Malheureusement pour Radio-Canada, le tribunal conclut ici que la limite qu’a sciemment placée le REQ sur ce qu’on peut effectuer comme recherche dans son Registre s’avère conforme aux devoirs du REQ. De telles restrictions aux fonctions de recherche existent pour une raison qui dépasse de beaucoup le bon vouloir du REQ. En fait, juridiquement, la C.S. souligne que, compte tenu des renseignements personnels imbriqués dans le Registre, l’article 24 de la Loi concernant le cadre juridique des technologies de l’information (la « LCCJTI ») oblige le REQ à mettre en œuvre des moyens technologiques appropriés afin de restreindre l’utilisation de fonctions de recherche trop avancées ou puissantes dans son Registre. Certes, permettre certaines recherches est approprié, compte tenu de la finalité pour laquelle le Registre a été créé et est exploité. Par contre, la présence de renseignements personnels dans le registre impose un certain devoir de retenue au REQ quant à ce qu’il rend public et à sa façon de le rendre public.

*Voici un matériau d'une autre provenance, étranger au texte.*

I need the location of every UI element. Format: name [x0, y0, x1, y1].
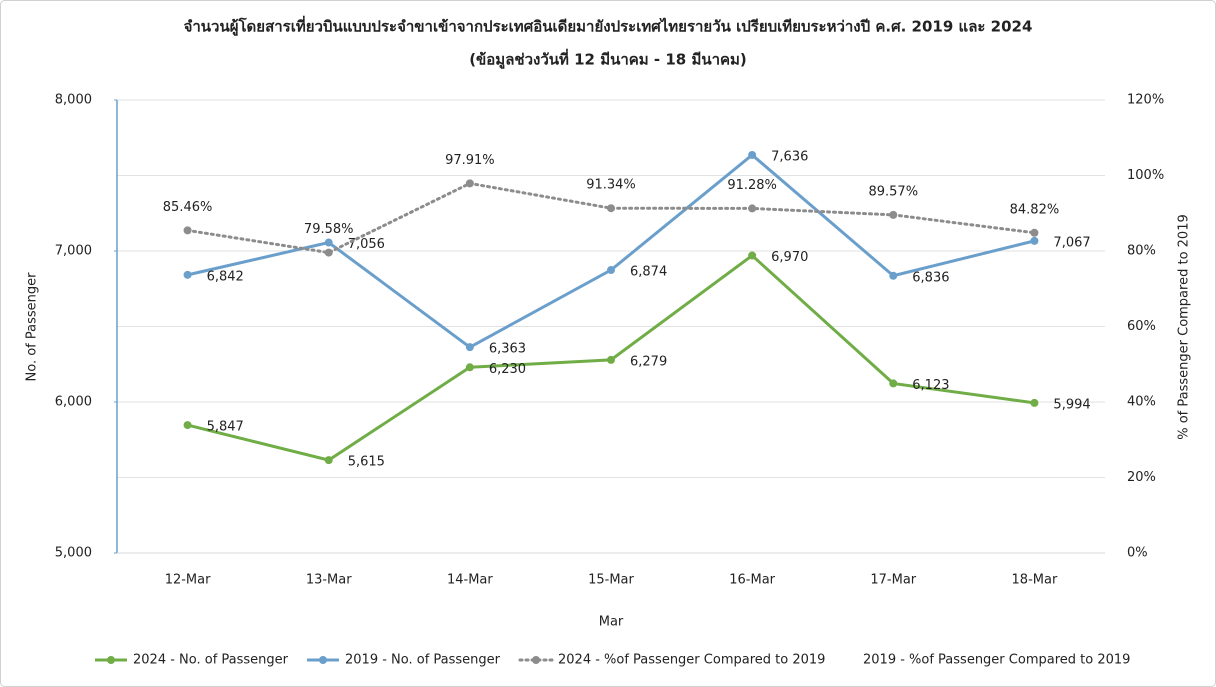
- y-tick-label: 8,000: [55, 93, 92, 108]
- data-label: 6,279: [630, 354, 667, 369]
- data-label: 6,836: [912, 270, 949, 285]
- data-point: [889, 271, 898, 280]
- y-tick-label: 5,000: [55, 546, 92, 561]
- data-label: 91.28%: [727, 178, 777, 193]
- y-axis-label: No. of Passenger: [25, 272, 40, 382]
- y2-axis-label: % of Passenger Compared to 2019: [1177, 214, 1192, 440]
- data-label: 5,994: [1053, 397, 1090, 412]
- data-point: [748, 150, 757, 159]
- y-tick-label: 6,000: [55, 395, 92, 410]
- data-label: 6,874: [630, 265, 667, 280]
- chart-title: จำนวนผู้โดยสารเที่ยวบินแบบประจำขาเข้าจาก…: [184, 16, 1033, 37]
- legend-label: 2019 - %of Passenger Compared to 2019: [863, 653, 1130, 668]
- y2-tick-label: 40%: [1127, 395, 1156, 410]
- y-tick-label: 7,000: [55, 244, 92, 259]
- data-point: [183, 421, 192, 430]
- data-point: [889, 379, 898, 388]
- y2-tick-label: 0%: [1127, 546, 1148, 561]
- data-label: 6,123: [912, 378, 949, 393]
- y2-tick-label: 120%: [1127, 93, 1164, 108]
- y2-tick-label: 100%: [1127, 168, 1164, 183]
- data-point: [1030, 228, 1039, 237]
- data-point: [183, 226, 192, 235]
- y2-tick-label: 20%: [1127, 470, 1156, 485]
- data-label: 7,056: [348, 237, 385, 252]
- x-tick-label: 13-Mar: [306, 573, 352, 588]
- x-tick-label: 15-Mar: [588, 573, 634, 588]
- data-point: [607, 204, 615, 213]
- x-tick-label: 18-Mar: [1012, 573, 1058, 588]
- data-point: [748, 251, 757, 260]
- data-point: [1030, 236, 1039, 245]
- data-label: 5,615: [348, 455, 385, 470]
- data-label: 91.34%: [586, 178, 636, 193]
- data-point: [324, 238, 333, 247]
- data-label: 85.46%: [163, 200, 213, 215]
- y2-tick-label: 80%: [1127, 244, 1156, 259]
- legend-marker: [319, 656, 327, 664]
- chart-subtitle: (ข้อมูลช่วงวันที่ 12 มีนาคม - 18 มีนาคม): [469, 49, 747, 70]
- data-label: 97.91%: [445, 153, 495, 168]
- data-label: 6,970: [771, 250, 808, 265]
- data-point: [889, 210, 898, 219]
- legend-label: 2024 - No. of Passenger: [133, 653, 289, 668]
- data-point: [1030, 398, 1039, 407]
- data-point: [607, 355, 615, 364]
- data-point: [465, 363, 474, 372]
- data-point: [324, 248, 333, 257]
- legend-marker: [532, 656, 540, 664]
- data-point: [748, 204, 757, 213]
- data-label: 79.58%: [304, 222, 354, 237]
- data-label: 89.57%: [868, 184, 918, 199]
- x-tick-label: 16-Mar: [729, 573, 775, 588]
- data-label: 6,230: [489, 362, 526, 377]
- data-label: 5,847: [207, 420, 244, 435]
- data-label: 6,363: [489, 342, 526, 357]
- legend-marker: [107, 656, 115, 664]
- data-label: 84.82%: [1010, 202, 1060, 217]
- legend-label: 2024 - %of Passenger Compared to 2019: [558, 653, 825, 668]
- data-point: [465, 179, 474, 188]
- data-point: [183, 270, 192, 279]
- x-tick-label: 17-Mar: [870, 573, 916, 588]
- data-label: 6,842: [207, 269, 244, 284]
- x-tick-label: 14-Mar: [447, 573, 493, 588]
- y2-tick-label: 60%: [1127, 319, 1156, 334]
- legend-label: 2019 - No. of Passenger: [345, 653, 501, 668]
- data-point: [465, 343, 474, 352]
- data-point: [324, 456, 333, 465]
- data-label: 7,067: [1053, 235, 1090, 250]
- x-axis-label: Mar: [599, 615, 624, 630]
- data-label: 7,636: [771, 149, 808, 164]
- data-point: [607, 266, 615, 275]
- x-tick-label: 12-Mar: [165, 573, 211, 588]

La Loi sur la publicité des entreprises (la « LPE »), refondue en 2010, exige l’immatriculation des entreprises exploitées au Québec, et cette immatriculation entraîne inévitablement l’inclusion de renseignements personnels dans le Registre. Au moment de la refonte de la LPE, le législateur avait considéré le problème soulevé ici et choisi de ne pas faire du registre du REQ un moteur de recherche dans lequel on pourrait farfouiller dans tous les sens et de toutes les façons comme on peut le faire è l’aide de Google, par exemple. Si le Registre ne permet pas le croisement de données en fonction du nom d’un individu, c’est à dessein. Les gens n’ont pas le choix de fournir les renseignements exigés par nos règles en matière d’entreprises; nous avons donc pris une décision collective de continuer à protéger au moins un peu ces renseignements, même une fois qu’ils sont versés dans le Registre. En conclusion, non, le REQ n’a pas à faire de son Registre un véritable moteur de recherche ni à remettre une copie des données à ceux qui en feraient la demande afin que ceux-ci puissent mettre une base de données bonifiées (permettant toutes les recherches et les croisements) en ligne. Juridiquement, la décision du REQ de protéger ses données tient la route, n’en déplaise aux médias.